Pomacanthus arcuatus is not afraid of man and often lets itself be approached and photographed by the divers who find it mostly alone, paired or in small groups, at times mixed with Pomacanthus paru.
Confident and friendly, this nice fish often ends up in the pot, being its flesh excellent, even if at times are reported instances of ciguatera, a serious food poisoning connected with the presence of poisonous organisms in their diet.
Even if it has been bred and reproduced in captivity, the Grey angelfish moreover is very fished for the aquaria, so much that in Brazil, where the numbers appear remarkably reduced, cannot be exported more than 3.000 specimens per year.

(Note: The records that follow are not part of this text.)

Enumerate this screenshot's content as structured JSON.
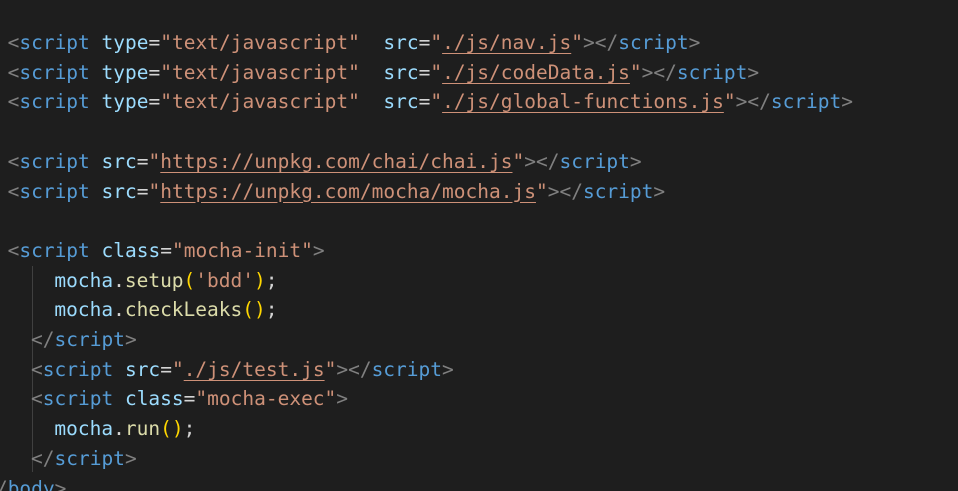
{
  "editor": {
    "language": "html",
    "theme": "dark",
    "colors": {
      "background": "#1e1e1e",
      "tag": "#569cd6",
      "tag_bracket": "#808080",
      "attribute": "#9cdcfe",
      "string": "#ce9178",
      "function": "#dcdcaa",
      "bracket": "#ffd700",
      "text": "#d4d4d4"
    },
    "lines": [
      {
        "indent": 1,
        "tokens": [
          [
            "<",
            "punct"
          ],
          [
            "script",
            "tag"
          ],
          [
            " ",
            "plain"
          ],
          [
            "type",
            "attr"
          ],
          [
            "=",
            "plain"
          ],
          [
            "\"text/javascript\"",
            "str"
          ],
          [
            "  ",
            "plain"
          ],
          [
            "src",
            "attr"
          ],
          [
            "=",
            "plain"
          ],
          [
            "\"",
            "str"
          ],
          [
            "./js/nav.js",
            "link"
          ],
          [
            "\"",
            "str"
          ],
          [
            ">",
            "punct"
          ],
          [
            "</",
            "punct"
          ],
          [
            "script",
            "tag"
          ],
          [
            ">",
            "punct"
          ]
        ]
      },
      {
        "indent": 1,
        "tokens": [
          [
            "<",
            "punct"
          ],
          [
            "script",
            "tag"
          ],
          [
            " ",
            "plain"
          ],
          [
            "type",
            "attr"
          ],
          [
            "=",
            "plain"
          ],
          [
            "\"text/javascript\"",
            "str"
          ],
          [
            "  ",
            "plain"
          ],
          [
            "src",
            "attr"
          ],
          [
            "=",
            "plain"
          ],
          [
            "\"",
            "str"
          ],
          [
            "./js/codeData.js",
            "link"
          ],
          [
            "\"",
            "str"
          ],
          [
            ">",
            "punct"
          ],
          [
            "</",
            "punct"
          ],
          [
            "script",
            "tag"
          ],
          [
            ">",
            "punct"
          ]
        ]
      },
      {
        "indent": 1,
        "tokens": [
          [
            "<",
            "punct"
          ],
          [
            "script",
            "tag"
          ],
          [
            " ",
            "plain"
          ],
          [
            "type",
            "attr"
          ],
          [
            "=",
            "plain"
          ],
          [
            "\"text/javascript\"",
            "str"
          ],
          [
            "  ",
            "plain"
          ],
          [
            "src",
            "attr"
          ],
          [
            "=",
            "plain"
          ],
          [
            "\"",
            "str"
          ],
          [
            "./js/global-functions.js",
            "link"
          ],
          [
            "\"",
            "str"
          ],
          [
            ">",
            "punct"
          ],
          [
            "</",
            "punct"
          ],
          [
            "script",
            "tag"
          ],
          [
            ">",
            "punct"
          ]
        ]
      },
      {
        "indent": 1,
        "tokens": []
      },
      {
        "indent": 1,
        "tokens": [
          [
            "<",
            "punct"
          ],
          [
            "script",
            "tag"
          ],
          [
            " ",
            "plain"
          ],
          [
            "src",
            "attr"
          ],
          [
            "=",
            "plain"
          ],
          [
            "\"",
            "str"
          ],
          [
            "https://unpkg.com/chai/chai.js",
            "link"
          ],
          [
            "\"",
            "str"
          ],
          [
            ">",
            "punct"
          ],
          [
            "</",
            "punct"
          ],
          [
            "script",
            "tag"
          ],
          [
            ">",
            "punct"
          ]
        ]
      },
      {
        "indent": 1,
        "tokens": [
          [
            "<",
            "punct"
          ],
          [
            "script",
            "tag"
          ],
          [
            " ",
            "plain"
          ],
          [
            "src",
            "attr"
          ],
          [
            "=",
            "plain"
          ],
          [
            "\"",
            "str"
          ],
          [
            "https://unpkg.com/mocha/mocha.js",
            "link"
          ],
          [
            "\"",
            "str"
          ],
          [
            ">",
            "punct"
          ],
          [
            "</",
            "punct"
          ],
          [
            "script",
            "tag"
          ],
          [
            ">",
            "punct"
          ]
        ]
      },
      {
        "indent": 1,
        "tokens": []
      },
      {
        "indent": 1,
        "tokens": [
          [
            "<",
            "punct"
          ],
          [
            "script",
            "tag"
          ],
          [
            " ",
            "plain"
          ],
          [
            "class",
            "attr"
          ],
          [
            "=",
            "plain"
          ],
          [
            "\"mocha-init\"",
            "str"
          ],
          [
            ">",
            "punct"
          ]
        ]
      },
      {
        "indent": 3,
        "tokens": [
          [
            "mocha",
            "var"
          ],
          [
            ".",
            "plain"
          ],
          [
            "setup",
            "func"
          ],
          [
            "(",
            "brace"
          ],
          [
            "'bdd'",
            "str"
          ],
          [
            ")",
            "brace"
          ],
          [
            ";",
            "plain"
          ]
        ]
      },
      {
        "indent": 3,
        "tokens": [
          [
            "mocha",
            "var"
          ],
          [
            ".",
            "plain"
          ],
          [
            "checkLeaks",
            "func"
          ],
          [
            "()",
            "brace"
          ],
          [
            ";",
            "plain"
          ]
        ]
      },
      {
        "indent": 2,
        "tokens": [
          [
            "</",
            "punct"
          ],
          [
            "script",
            "tag"
          ],
          [
            ">",
            "punct"
          ]
        ]
      },
      {
        "indent": 2,
        "tokens": [
          [
            "<",
            "punct"
          ],
          [
            "script",
            "tag"
          ],
          [
            " ",
            "plain"
          ],
          [
            "src",
            "attr"
          ],
          [
            "=",
            "plain"
          ],
          [
            "\"",
            "str"
          ],
          [
            "./js/test.js",
            "link"
          ],
          [
            "\"",
            "str"
          ],
          [
            ">",
            "punct"
          ],
          [
            "</",
            "punct"
          ],
          [
            "script",
            "tag"
          ],
          [
            ">",
            "punct"
          ]
        ]
      },
      {
        "indent": 2,
        "tokens": [
          [
            "<",
            "punct"
          ],
          [
            "script",
            "tag"
          ],
          [
            " ",
            "plain"
          ],
          [
            "class",
            "attr"
          ],
          [
            "=",
            "plain"
          ],
          [
            "\"mocha-exec\"",
            "str"
          ],
          [
            ">",
            "punct"
          ]
        ]
      },
      {
        "indent": 3,
        "tokens": [
          [
            "mocha",
            "var"
          ],
          [
            ".",
            "plain"
          ],
          [
            "run",
            "func"
          ],
          [
            "()",
            "brace"
          ],
          [
            ";",
            "plain"
          ]
        ]
      },
      {
        "indent": 2,
        "tokens": [
          [
            "</",
            "punct"
          ],
          [
            "script",
            "tag"
          ],
          [
            ">",
            "punct"
          ]
        ]
      },
      {
        "indent": 0,
        "tokens": [
          [
            "</",
            "punct"
          ],
          [
            "body",
            "tag"
          ],
          [
            ">",
            "punct"
          ]
        ]
      }
    ]
  }
}
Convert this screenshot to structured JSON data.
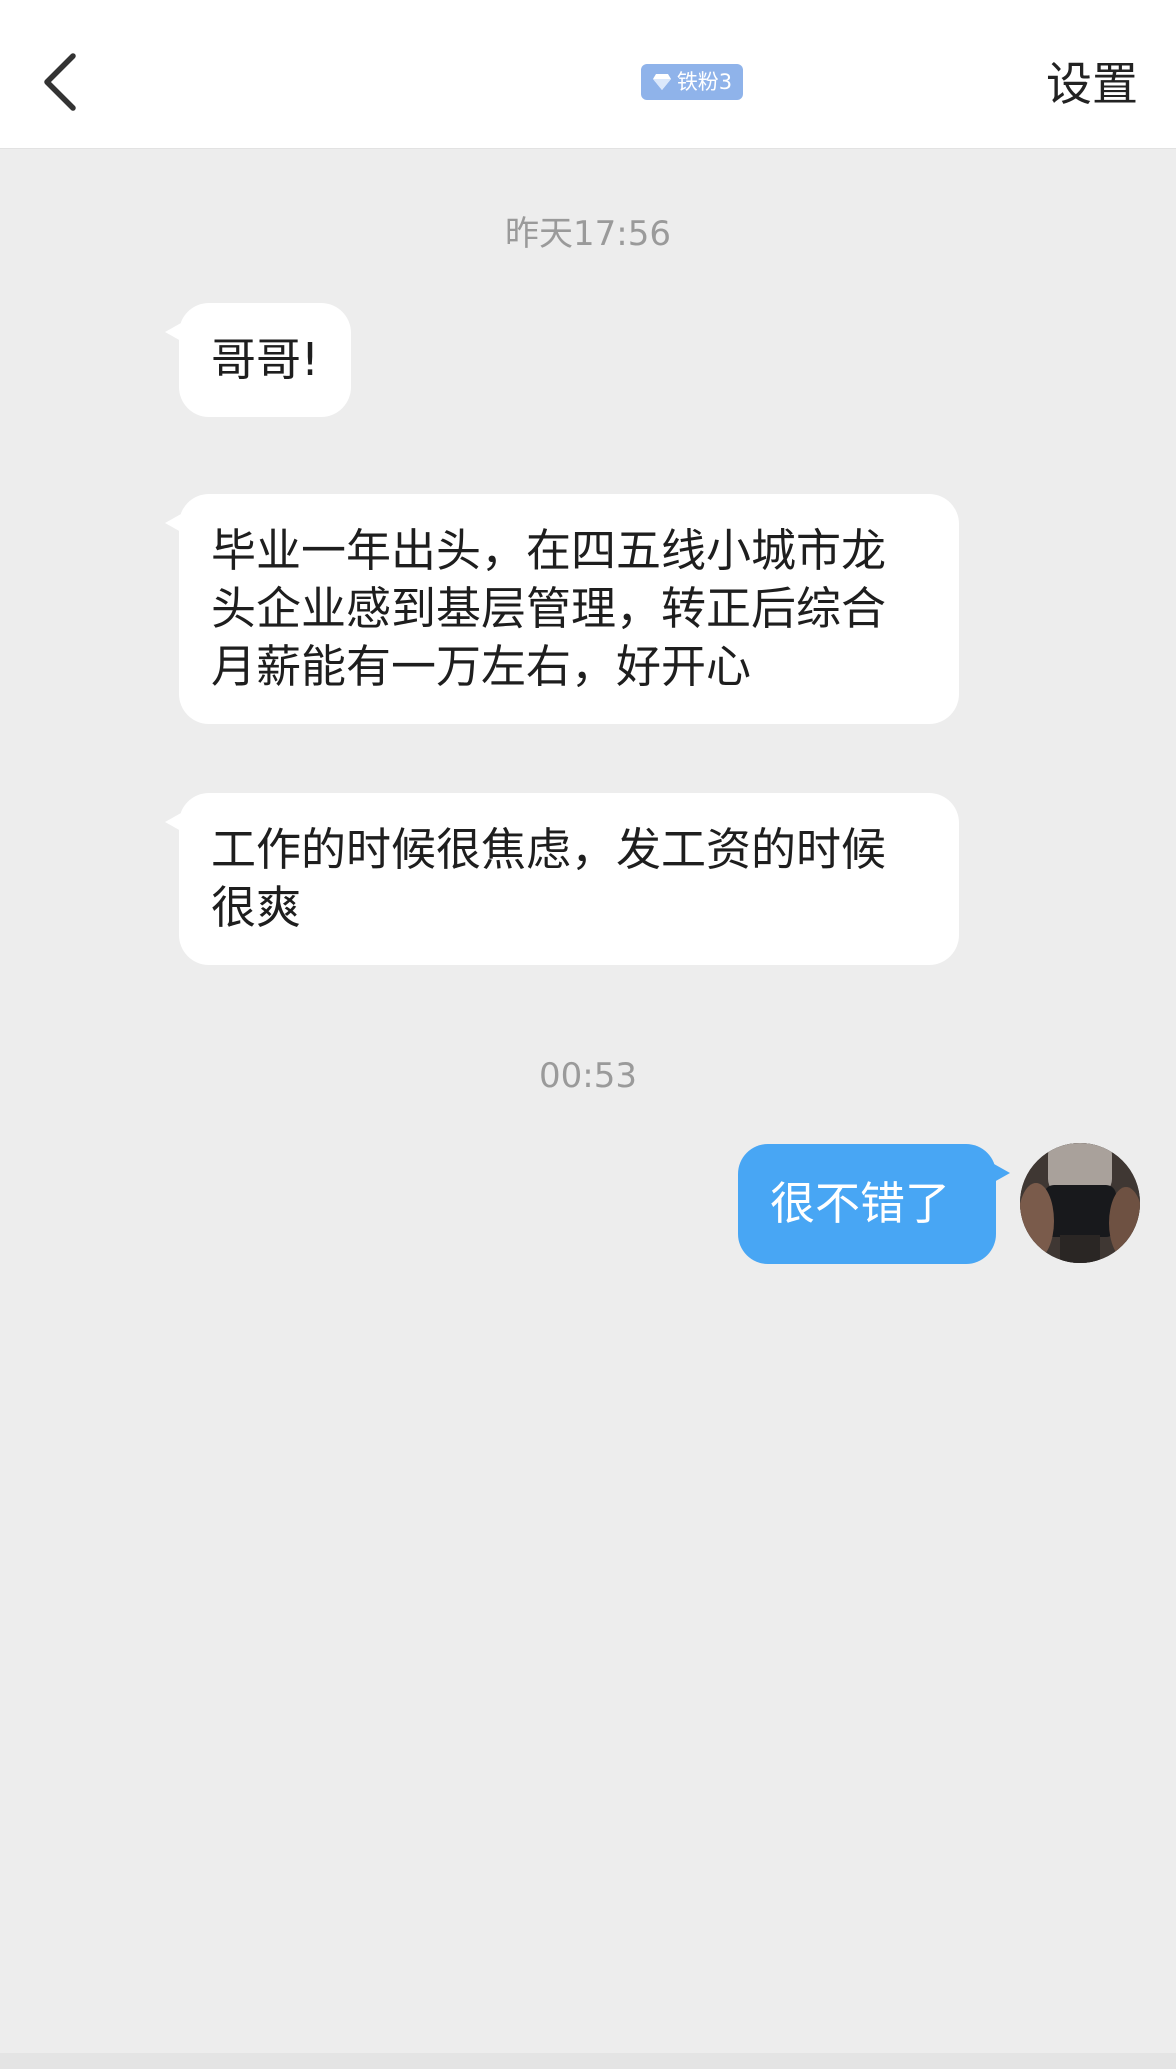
{
  "header": {
    "badge_label": "铁粉3",
    "settings_label": "设置"
  },
  "messages": [
    {
      "type": "time",
      "text": "昨天17:56"
    },
    {
      "type": "incoming",
      "text": "哥哥!"
    },
    {
      "type": "incoming",
      "text": "毕业一年出头，在四五线小城市龙头企业感到基层管理，转正后综合月薪能有一万左右，好开心"
    },
    {
      "type": "incoming",
      "text": "工作的时候很焦虑，发工资的时候很爽"
    },
    {
      "type": "time",
      "text": "00:53"
    },
    {
      "type": "outgoing",
      "text": "很不错了"
    }
  ],
  "colors": {
    "background": "#ededed",
    "incoming_bubble": "#ffffff",
    "outgoing_bubble": "#48a6f4",
    "badge": "#8fb3ea"
  }
}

Pomacanthus arcuatus reproduces, depending on the zone, between April and September.
Usually, spawning takes place at dawn. The pairs, after a ritual made of short pursuits, ascend together to the surface releasing eggs and gametes.
Then they separate and reach the seabed again to repeat the operation. Every time, the female entrusts to the currents 25.000-75.000 eggs, almost 1 mm broad, that will hatch 15-20 hours after the fecundation.
The larvae often grow at the shelter of floating algae and go down to the bottoms only when 15 mm long. The resilience of the fish is low, as more than 14 years are necessary for doubling the populations decimated by the events, but in 2009 it was inserted in the Red List as “Least Concern”.
In 2021 the vulnerability index however already marks 67 on a scale of 100.
Synonyms
Chaetodon arcuatus Linnaeus, 1758; Chaetodon lutescens Bonnaterre, 1788; Chaetodon quinquecinctus Cuvier, 1829; Pomacanthus balteatus Cuvier, 1831; Pomacanthus cingulatus Cuvier, 1831; Chaetodon littoricola Poey, 1868.